Eine Folge des Anschlusses Österreichs an das Deutsche NS-Reich am 12. März 1938 war die Auflösung der bestehenden Kunstvereine und die gesetzliche Auflage, einer zur Berufsausübung gesetzlich verpflichtenden Mitgliedschaft aller Kühnster:innen in der Reichskammer der bildenden Künstler (RdbK). Menschen jüdischer Herkunft, politisch Andersdenkende und Vertreter der künstlerischen Avantgarde war die Aufnahme verwehrt.
Das Wien Museum MUSA zeigt mit „Auf Linie. NS-Kunstpolitik in Wien“ noch bis zum 24. April in einer sehr karg inszenierten, gestalterisch an der räumlichen Situation eines Kunstlagers und Archivs erinnernde Schau. Zu sehen ist eine ganze Reihe von Mitgliederakten und Exponaten aus dem Archiv, die sich erhalten haben und eine Zeitzeugen-Aufgabe übernehmen.
Von rund 3.000 Künstlerinnen und Künstlern sind entsprechende Unterlagen erhalten, und wurden für die Ausstellung erstmals in einem umfassenden Kontext erforscht. Viele Werke dieser Künstler aus der NS-Zeit liegen auch in den Depots der Wiener Museen.
Die Kurator:innen Ingrid Holzschuh und Sabine Plakolm-Forsthuber geben anhand einer Auswahl von Kunstwerken und Archivdokumenten einen Einblick in die politische Machtstrukturen, Abläufe und entsprechende Netzwerke ebenso wie in die nationalsozialistische künstlerische Haltung und Propagandakunst jener Zeit. Die Vorgangsweise des Wiener Kulturamtes als wichtiger Auftraggeber und Initiator der Entstehung NS-konformer Kunst sowie das Schaffen der auserwählten „Gottbegnadeten“ Kunstschaffenden wird vorgestellt.
Kritisch hinterfragen
Man begegnet u.a. Namen wie Josef Hoffmann, Oswald Haerdtl, Carl Auböck und kann an den zugehörigen Tafeln mit biografischen Daten zwar deren Tätigkeitsbereiche und einige Funktionen ausmachen, oder erkennt dass hier jeweils eine Mitgliedsnummer des RdbK vergeben wurde und keine NSDAP-Parteimitgliedschaft bestand, bleibt aber doch sehr alleine damit, was dies dann letztlich für die berufliche Tätigkeit von Künstler:innen und Architekt:innen bedeutet haben mag. Ein wenig mehr in die Tiefe gehende, inhaltliche Erläuterungen und Zusammenhänge würde die Bedeutung der Forschungsergebnisse in ihrer Wichtigkeit unterstreichen und entsprechend hervorheben – und wäre für ein nachhaltiges Verständnis des Gesehenen durchaus hilfreich.
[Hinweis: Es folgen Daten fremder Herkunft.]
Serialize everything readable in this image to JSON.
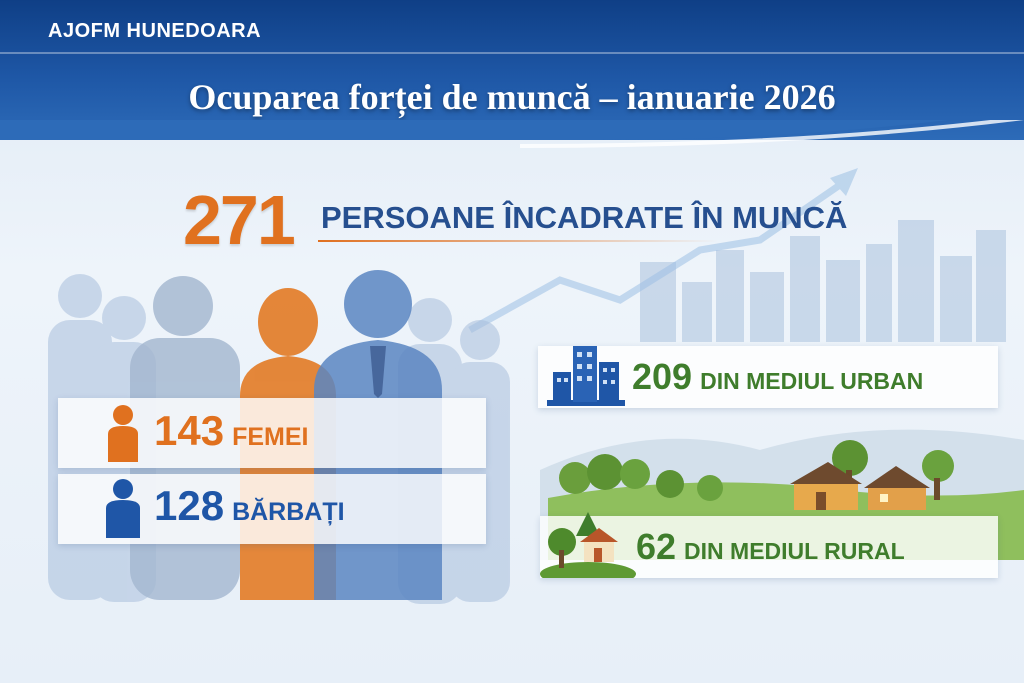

In sieben Kapitel geteilt, wird die NS-Kunstpolitik in Wien präsentiert.
Anhand originaler Objekte und Dokumente möchte man an neun Einzelschicksalen exemplarisch die Folgen der damaligen Gleichschaltung nachzeichnen. Die Ausstellungsbesucher können sich selbst in der Datenbank der erstmals öffentlich gemachten Mitgliedsakten der Reichskammer auf die Suche nach Künstler:innen begeben. Und ein Blick auf die Situation nach 1945 erlaubt es, künstlerische und personelle Kontinuitäten kritisch zu hinterfragen.
Gerade im Hinblick auf die abwechslungsreichen Sammlungsbestände des Wien Museums und auf die zurzeit noch laufende Sanierung des Oswald-Haerdtl-Baus am Karlsplatz, ermöglicht die Ausstellung auch dem Hause selbst eine Auseinandersetzung mit der eigenen institutionellen Geschichte. Die Ausstellung findet in Kooperation mit der Berufsvereinigung der bildenden Künstler Österreichs, Landesverband für Wien, Niederösterreich, Burgenland statt.
Vom 23. bis 25. März 2022 befasst sich die Veranstaltung „Unter Verschluss? Zum Umgang mit NS-Kunst in Museen“, eine Kooperation von Museumsakademie Joanneum und Wien Museum.